Preheat your oven to 325°F (163°C). Line a 12-cup muffin tin with paper liners.
Prepare the Crust:
In a small bowl, combine the graham cracker crumbs, sugar, and melted butter. Mix until the crumbs are evenly coated.
Divide the mixture evenly among the muffin cups (about 1 tablespoon per cup). Press down firmly to create a compact crust.
Bake the Crust:
Bake the crusts for 5 minutes, then remove from the oven and set aside to cool slightly.

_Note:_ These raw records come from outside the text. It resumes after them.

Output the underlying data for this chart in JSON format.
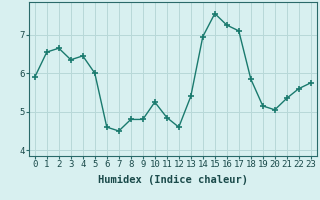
{
  "x": [
    0,
    1,
    2,
    3,
    4,
    5,
    6,
    7,
    8,
    9,
    10,
    11,
    12,
    13,
    14,
    15,
    16,
    17,
    18,
    19,
    20,
    21,
    22,
    23
  ],
  "y": [
    5.9,
    6.55,
    6.65,
    6.35,
    6.45,
    6.0,
    4.6,
    4.5,
    4.8,
    4.8,
    5.25,
    4.85,
    4.6,
    5.4,
    6.95,
    7.55,
    7.25,
    7.1,
    5.85,
    5.15,
    5.05,
    5.35,
    5.6,
    5.75
  ],
  "line_color": "#1a7a6e",
  "marker": "+",
  "background_color": "#d8f0f0",
  "grid_color": "#b8d8d8",
  "xlabel": "Humidex (Indice chaleur)",
  "ylim": [
    3.85,
    7.85
  ],
  "xlim": [
    -0.5,
    23.5
  ],
  "yticks": [
    4,
    5,
    6,
    7
  ],
  "xticks": [
    0,
    1,
    2,
    3,
    4,
    5,
    6,
    7,
    8,
    9,
    10,
    11,
    12,
    13,
    14,
    15,
    16,
    17,
    18,
    19,
    20,
    21,
    22,
    23
  ],
  "label_fontsize": 7.5,
  "tick_fontsize": 6.5,
  "linewidth": 1.0,
  "markersize": 4,
  "markeredgewidth": 1.2
}
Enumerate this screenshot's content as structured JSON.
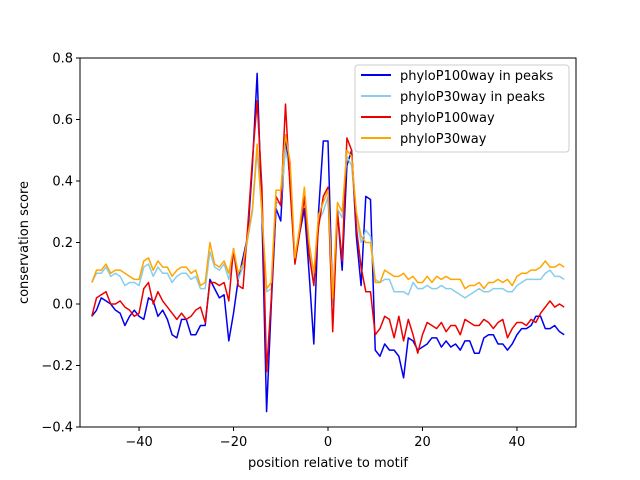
{
  "chart_data": {
    "type": "line",
    "title": "",
    "xlabel": "position relative to motif",
    "ylabel": "conservation score",
    "xlim": [
      -52.5,
      52.5
    ],
    "ylim": [
      -0.4,
      0.8
    ],
    "xticks": [
      -40,
      -20,
      0,
      20,
      40
    ],
    "yticks": [
      -0.4,
      -0.2,
      0.0,
      0.2,
      0.4,
      0.6,
      0.8
    ],
    "xtick_labels": [
      "−40",
      "−20",
      "0",
      "20",
      "40"
    ],
    "ytick_labels": [
      "−0.4",
      "−0.2",
      "0.0",
      "0.2",
      "0.4",
      "0.6",
      "0.8"
    ],
    "grid": false,
    "legend_position": "top-right",
    "x_start": -50,
    "x_step": 1,
    "series": [
      {
        "name": "phyloP100way in peaks",
        "color": "#0000ee",
        "values": [
          -0.04,
          -0.02,
          0.02,
          0.01,
          0.0,
          -0.02,
          -0.03,
          -0.07,
          -0.04,
          -0.02,
          -0.04,
          -0.05,
          0.02,
          0.01,
          -0.04,
          -0.02,
          -0.05,
          -0.1,
          -0.11,
          -0.05,
          -0.05,
          -0.1,
          -0.1,
          -0.07,
          -0.07,
          0.08,
          0.05,
          0.02,
          0.03,
          -0.12,
          -0.03,
          0.08,
          0.15,
          0.22,
          0.45,
          0.75,
          0.3,
          -0.35,
          0.0,
          0.31,
          0.27,
          0.55,
          0.4,
          0.14,
          0.23,
          0.31,
          0.1,
          -0.13,
          0.3,
          0.53,
          0.53,
          0.0,
          0.3,
          0.11,
          0.45,
          0.5,
          0.22,
          0.06,
          0.35,
          0.34,
          -0.15,
          -0.17,
          -0.13,
          -0.15,
          -0.15,
          -0.17,
          -0.24,
          -0.11,
          -0.12,
          -0.15,
          -0.14,
          -0.13,
          -0.11,
          -0.11,
          -0.14,
          -0.12,
          -0.14,
          -0.13,
          -0.15,
          -0.12,
          -0.12,
          -0.16,
          -0.16,
          -0.11,
          -0.1,
          -0.1,
          -0.13,
          -0.13,
          -0.15,
          -0.13,
          -0.1,
          -0.08,
          -0.08,
          -0.07,
          -0.04,
          -0.04,
          -0.08,
          -0.08,
          -0.07,
          -0.09,
          -0.1
        ]
      },
      {
        "name": "phyloP30way in peaks",
        "color": "#87ceeb",
        "values": [
          0.07,
          0.1,
          0.1,
          0.12,
          0.09,
          0.1,
          0.09,
          0.06,
          0.07,
          0.07,
          0.06,
          0.12,
          0.13,
          0.09,
          0.12,
          0.1,
          0.1,
          0.07,
          0.09,
          0.1,
          0.1,
          0.08,
          0.09,
          0.05,
          0.05,
          0.17,
          0.12,
          0.11,
          0.13,
          0.08,
          0.16,
          0.08,
          0.12,
          0.21,
          0.3,
          0.5,
          0.3,
          0.04,
          0.05,
          0.33,
          0.33,
          0.5,
          0.43,
          0.13,
          0.24,
          0.35,
          0.18,
          0.08,
          0.27,
          0.3,
          0.35,
          0.0,
          0.31,
          0.28,
          0.48,
          0.45,
          0.28,
          0.2,
          0.24,
          0.22,
          0.08,
          0.07,
          0.08,
          0.08,
          0.04,
          0.04,
          0.04,
          0.03,
          0.07,
          0.05,
          0.05,
          0.06,
          0.05,
          0.05,
          0.06,
          0.05,
          0.05,
          0.04,
          0.03,
          0.02,
          0.03,
          0.04,
          0.05,
          0.04,
          0.04,
          0.05,
          0.05,
          0.05,
          0.04,
          0.04,
          0.06,
          0.07,
          0.08,
          0.08,
          0.08,
          0.08,
          0.1,
          0.11,
          0.09,
          0.09,
          0.08
        ]
      },
      {
        "name": "phyloP100way",
        "color": "#ee0000",
        "values": [
          -0.04,
          0.02,
          0.03,
          0.04,
          0.0,
          0.0,
          0.01,
          -0.01,
          -0.02,
          -0.04,
          -0.03,
          0.05,
          0.07,
          0.0,
          0.04,
          0.01,
          -0.01,
          -0.03,
          -0.05,
          -0.03,
          -0.05,
          -0.04,
          -0.02,
          -0.01,
          -0.06,
          0.07,
          0.07,
          0.06,
          0.07,
          0.01,
          0.18,
          0.06,
          0.05,
          0.25,
          0.47,
          0.66,
          0.38,
          -0.22,
          0.02,
          0.35,
          0.32,
          0.65,
          0.37,
          0.13,
          0.23,
          0.35,
          0.16,
          0.06,
          0.25,
          0.35,
          0.38,
          -0.09,
          0.3,
          0.14,
          0.54,
          0.5,
          0.25,
          0.12,
          0.04,
          0.04,
          -0.1,
          -0.08,
          -0.04,
          -0.05,
          -0.11,
          -0.04,
          -0.12,
          -0.05,
          -0.1,
          -0.16,
          -0.1,
          -0.06,
          -0.07,
          -0.08,
          -0.06,
          -0.09,
          -0.07,
          -0.07,
          -0.1,
          -0.05,
          -0.06,
          -0.07,
          -0.07,
          -0.05,
          -0.06,
          -0.08,
          -0.06,
          -0.05,
          -0.11,
          -0.08,
          -0.06,
          -0.06,
          -0.07,
          -0.05,
          -0.06,
          -0.03,
          -0.01,
          0.01,
          -0.01,
          0.0,
          -0.01
        ]
      },
      {
        "name": "phyloP30way",
        "color": "#ffa500",
        "values": [
          0.07,
          0.11,
          0.11,
          0.13,
          0.1,
          0.11,
          0.11,
          0.1,
          0.09,
          0.08,
          0.08,
          0.14,
          0.15,
          0.11,
          0.14,
          0.12,
          0.12,
          0.09,
          0.11,
          0.12,
          0.12,
          0.1,
          0.11,
          0.06,
          0.07,
          0.2,
          0.13,
          0.12,
          0.14,
          0.1,
          0.18,
          0.1,
          0.13,
          0.22,
          0.31,
          0.52,
          0.3,
          0.05,
          0.07,
          0.37,
          0.37,
          0.55,
          0.46,
          0.15,
          0.25,
          0.38,
          0.2,
          0.1,
          0.29,
          0.33,
          0.37,
          0.02,
          0.33,
          0.3,
          0.5,
          0.48,
          0.3,
          0.22,
          0.2,
          0.2,
          0.07,
          0.07,
          0.11,
          0.1,
          0.09,
          0.09,
          0.1,
          0.08,
          0.09,
          0.07,
          0.07,
          0.09,
          0.07,
          0.09,
          0.08,
          0.09,
          0.08,
          0.08,
          0.08,
          0.05,
          0.06,
          0.06,
          0.07,
          0.05,
          0.07,
          0.07,
          0.08,
          0.07,
          0.08,
          0.06,
          0.09,
          0.1,
          0.1,
          0.11,
          0.11,
          0.12,
          0.14,
          0.12,
          0.12,
          0.13,
          0.12
        ]
      }
    ]
  }
}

Make the Cheesecake Filling:
In a medium mixing bowl, beat the cream cheese and sugar until smooth and creamy. Add the egg, vanilla extract, and lemon juice, and mix until fully incorporated.
Fill the Cups:
Spoon the cheesecake mixture evenly over the prepared crusts, filling each cup about 3/4 full.
Bake the Cheesecakes:
Bake in the preheated oven for 15-18 minutes, or until the centers are set. The tops may jiggle slightly, but they will firm up as they cool.
Cool and Chill:
Allow the cheesecakes to cool in the pan for 10 minutes, then transfer to a wire rack to cool completely. Refrigerate for at least 1 hour to chill.
Add the Topping:
Spoon a generous amount of cherry pie filling on top of each cheesecake before serving.